I think there has to be some honesty in the NDIS at some stage over a longer period so that consumers can understand the priorities being set and whether those who are getting assistance now have been grandfathered and will go on getting those funds, or whatever.
Rather than looking at percentages of GDP or maybe other things, I think from a consumer point of view all I would say is that we need certainty about what the envelope looks like over the next few years so that we can be realistic in our arguments.

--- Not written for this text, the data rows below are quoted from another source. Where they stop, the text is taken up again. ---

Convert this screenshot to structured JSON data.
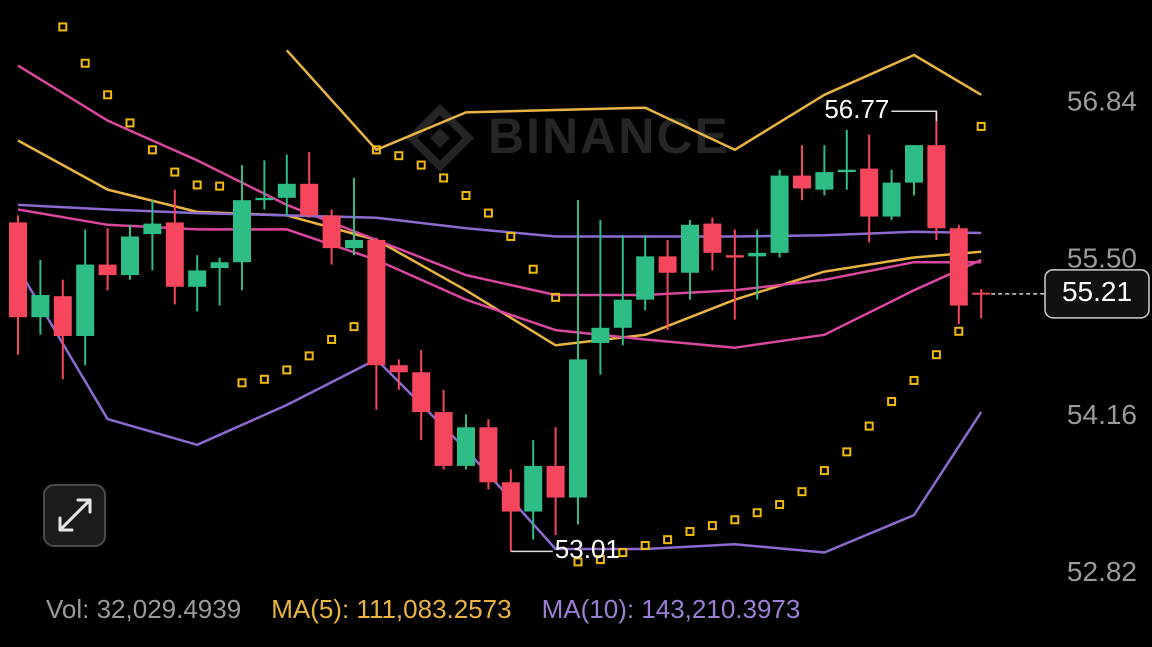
{
  "chart_data": {
    "type": "candlestick",
    "watermark": "BINANCE",
    "up_color": "#2ebd85",
    "down_color": "#f6465d",
    "open": [
      55.82,
      55.01,
      55.19,
      54.85,
      55.46,
      55.37,
      55.72,
      55.82,
      55.27,
      55.43,
      55.48,
      56.01,
      56.03,
      56.15,
      55.88,
      55.6,
      55.67,
      54.6,
      54.54,
      54.2,
      53.74,
      54.07,
      53.6,
      53.35,
      53.74,
      53.47,
      54.79,
      54.92,
      55.16,
      55.53,
      55.39,
      55.81,
      55.54,
      55.53,
      55.56,
      56.22,
      56.1,
      56.25,
      56.28,
      55.87,
      56.16,
      56.48,
      55.77,
      55.22
    ],
    "high": [
      55.88,
      55.5,
      55.33,
      55.76,
      55.77,
      55.8,
      56.01,
      56.1,
      55.54,
      55.52,
      56.31,
      56.35,
      56.4,
      56.42,
      55.93,
      56.2,
      55.69,
      54.65,
      54.73,
      54.39,
      54.18,
      54.14,
      53.71,
      53.96,
      54.07,
      56.01,
      55.84,
      55.71,
      55.71,
      55.67,
      55.84,
      55.86,
      55.76,
      55.76,
      56.27,
      56.48,
      56.48,
      56.61,
      56.57,
      56.27,
      56.48,
      56.77,
      55.8,
      55.25
    ],
    "low": [
      54.69,
      54.86,
      54.48,
      54.6,
      55.24,
      55.33,
      55.41,
      55.12,
      55.06,
      55.11,
      55.24,
      55.93,
      55.88,
      55.86,
      55.46,
      55.54,
      54.22,
      54.39,
      53.96,
      53.71,
      53.71,
      53.54,
      53.01,
      53.11,
      53.15,
      53.24,
      54.52,
      54.77,
      55.07,
      54.9,
      55.16,
      55.41,
      54.99,
      55.16,
      55.52,
      56.01,
      56.05,
      56.1,
      55.65,
      55.84,
      56.05,
      55.67,
      54.95,
      55.0
    ],
    "close": [
      55.01,
      55.2,
      54.85,
      55.46,
      55.37,
      55.7,
      55.81,
      55.27,
      55.41,
      55.48,
      56.01,
      56.03,
      56.15,
      55.88,
      55.6,
      55.67,
      54.6,
      54.54,
      54.2,
      53.74,
      54.07,
      53.6,
      53.35,
      53.74,
      53.47,
      54.65,
      54.92,
      55.16,
      55.53,
      55.39,
      55.8,
      55.56,
      55.52,
      55.56,
      56.22,
      56.11,
      56.25,
      56.27,
      55.87,
      56.16,
      56.48,
      55.77,
      55.11,
      55.21
    ],
    "sar": {
      "color": "#f0b90b",
      "values": [
        null,
        null,
        57.49,
        57.18,
        56.91,
        56.67,
        56.44,
        56.25,
        56.14,
        56.13,
        54.45,
        54.48,
        54.56,
        54.68,
        54.82,
        54.93,
        56.44,
        56.39,
        56.31,
        56.2,
        56.05,
        55.9,
        55.7,
        55.42,
        55.18,
        52.92,
        52.94,
        53.0,
        53.06,
        53.11,
        53.18,
        53.23,
        53.28,
        53.34,
        53.41,
        53.52,
        53.7,
        53.86,
        54.08,
        54.29,
        54.47,
        54.69,
        54.89,
        56.64
      ]
    },
    "overlays": [
      {
        "color": "#e9b441",
        "x": [
          0,
          4,
          8,
          12,
          16,
          20,
          24,
          28,
          32,
          36,
          40,
          43
        ],
        "values": [
          null,
          null,
          null,
          57.29,
          56.44,
          56.76,
          56.78,
          56.8,
          56.44,
          56.91,
          57.25,
          56.91
        ]
      },
      {
        "color": "#e9b441",
        "x": [
          0,
          4,
          8,
          12,
          16,
          20,
          24,
          28,
          32,
          36,
          40,
          43
        ],
        "values": [
          56.52,
          56.1,
          55.91,
          55.88,
          55.67,
          55.24,
          54.77,
          54.86,
          55.16,
          55.4,
          55.52,
          55.57
        ]
      },
      {
        "color": "#d9479e",
        "x": [
          0,
          4,
          8,
          12,
          16,
          20,
          24,
          28,
          32,
          36,
          40,
          43
        ],
        "values": [
          57.16,
          56.69,
          56.35,
          55.97,
          55.67,
          55.37,
          55.2,
          55.2,
          55.24,
          55.33,
          55.48,
          55.48
        ]
      },
      {
        "color": "#d9479e",
        "x": [
          0,
          4,
          8,
          12,
          16,
          20,
          24,
          28,
          32,
          36,
          40,
          43
        ],
        "values": [
          55.93,
          55.8,
          55.76,
          55.76,
          55.5,
          55.16,
          54.9,
          54.82,
          54.75,
          54.86,
          55.24,
          55.5
        ]
      },
      {
        "color": "#8c6bd0",
        "x": [
          0,
          4,
          8,
          12,
          16,
          20,
          24,
          28,
          32,
          36,
          40,
          43
        ],
        "values": [
          55.97,
          55.93,
          55.9,
          55.88,
          55.86,
          55.77,
          55.7,
          55.7,
          55.7,
          55.71,
          55.74,
          55.73
        ]
      },
      {
        "color": "#8c6bd0",
        "x": [
          0,
          4,
          8,
          12,
          16,
          20,
          24,
          28,
          32,
          36,
          40,
          43
        ],
        "values": [
          55.43,
          54.14,
          53.92,
          54.26,
          54.65,
          53.88,
          53.03,
          53.03,
          53.07,
          53.0,
          53.32,
          54.2
        ]
      }
    ],
    "current_price": 55.21,
    "ylim": [
      52.68,
      57.72
    ],
    "yticks": [
      56.84,
      {
        "value": 55.5,
        "label": "55.50"
      },
      54.16,
      52.82
    ],
    "footer": [
      {
        "text": "Vol: 32,029.4939",
        "color": "#9a9a9a"
      },
      {
        "text": "MA(5): 111,083.2573",
        "color": "#e9b441"
      },
      {
        "text": "MA(10): 143,210.3973",
        "color": "#9b7fd4"
      }
    ]
  }
}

Senator CAROL BROWN: I just wanted to touch on the plans. In your submission you talk about the formulation of plans but also particularly what the process is for creating new plans and making changes to plans. Do you see what is in the bill as adequate or would you suggest changes?

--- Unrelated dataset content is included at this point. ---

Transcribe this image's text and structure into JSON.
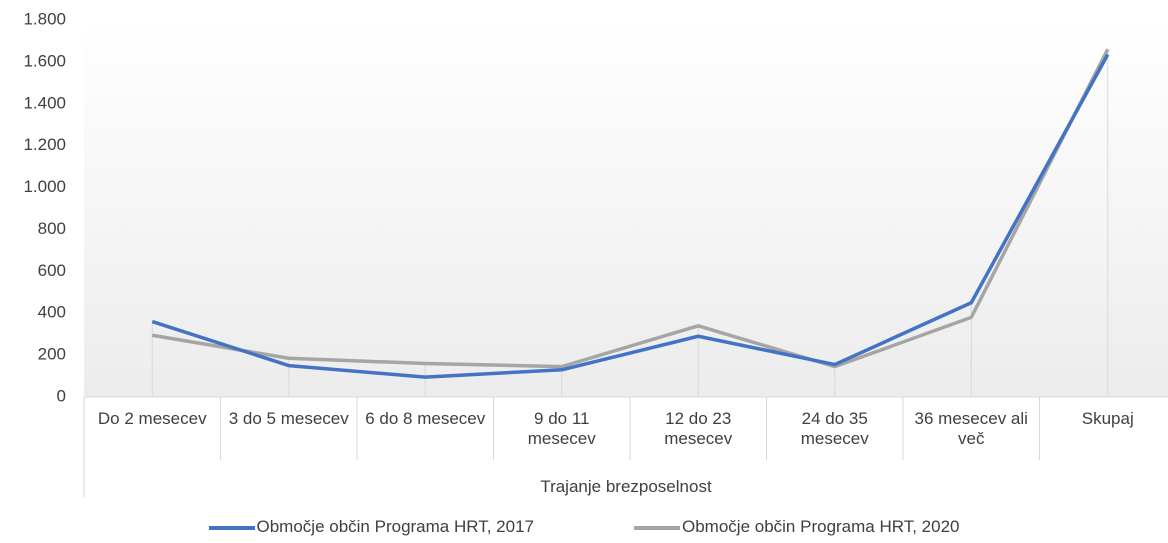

Mr Rees : Conceptually we like plans. We like the notion of focusing on the individual. We have the same issues that Mr Struk has referred to in terms of there being over 100 causes of dementia. Every individual is different and their personal circumstances are different. Their causes may have linkages to neurological diseases, heart disease, diabetes, alcoholism, smoking—you name it. Dementia can result from any one of myriad circumstances. So really you have to start with the functional capacity of the individual, both physical and cognitive, and plan a response to that. I do not know whether that is answering your question.
Senator CAROL BROWN: As their needs change, I am really interested—because we have had a lot of discussion around plans and we had some discussion this morning around red tape and plans—in the triggers that are there in the legislation about amending plans and creating new plans. Are you happy with what is in the bill?
Ms Stokes : What is in the bill is quite general at the moment. I think creating so much detail to go into the bill that it ends up prescribing every single scenario that you could possibly think of just is not practical.
Senator CAROL BROWN: Are you happy with the triggers that are in the bill in terms of amendments to plans?
Ms Stokes : I think so.
Mr Rees : Maybe we should look at that and, if we have a concern, come back to you. The one thing I would say is that the progression of dementia in younger people can be much faster and unpredictable. So we would be looking for flexibility in review processes and for that to be quite clear somewhere or other. Maybe we could just drop you a line on that.
Senator BOYCE: Some submitters have suggested that they feel capacity is being seen as a static thing within the legislation.
Senator SMITH: I have just one question, Mr Rees. I just want to be clear whether you have or have not yet received clarification as to whether or not people with early onset dementia will be part of the NDIS.
Mr Rees : We have had no letter which says we are in or out. We have been invited to discussions, which suggests we are in. But, as I said in my introduction, that kind of begs the question of how the transition works because we could be in and it could be an entirely pyrrhic victory. We are still uncertain. When we wrote our submission to you it was quite deliberately to say that we assume we are in, but we are really still pretty uncertain.
CHAIR: Thank you so much. Mr Rees, I think one of the reasons that you are engaged in the process is that your organisation is always engaged in getting your issues on the board, as with Mr Struk, considering the very small amount of resources that your organisations have. Thank you for your submissions and your engagement. If you have anything you want to add later, please just be in contact with the secretariat.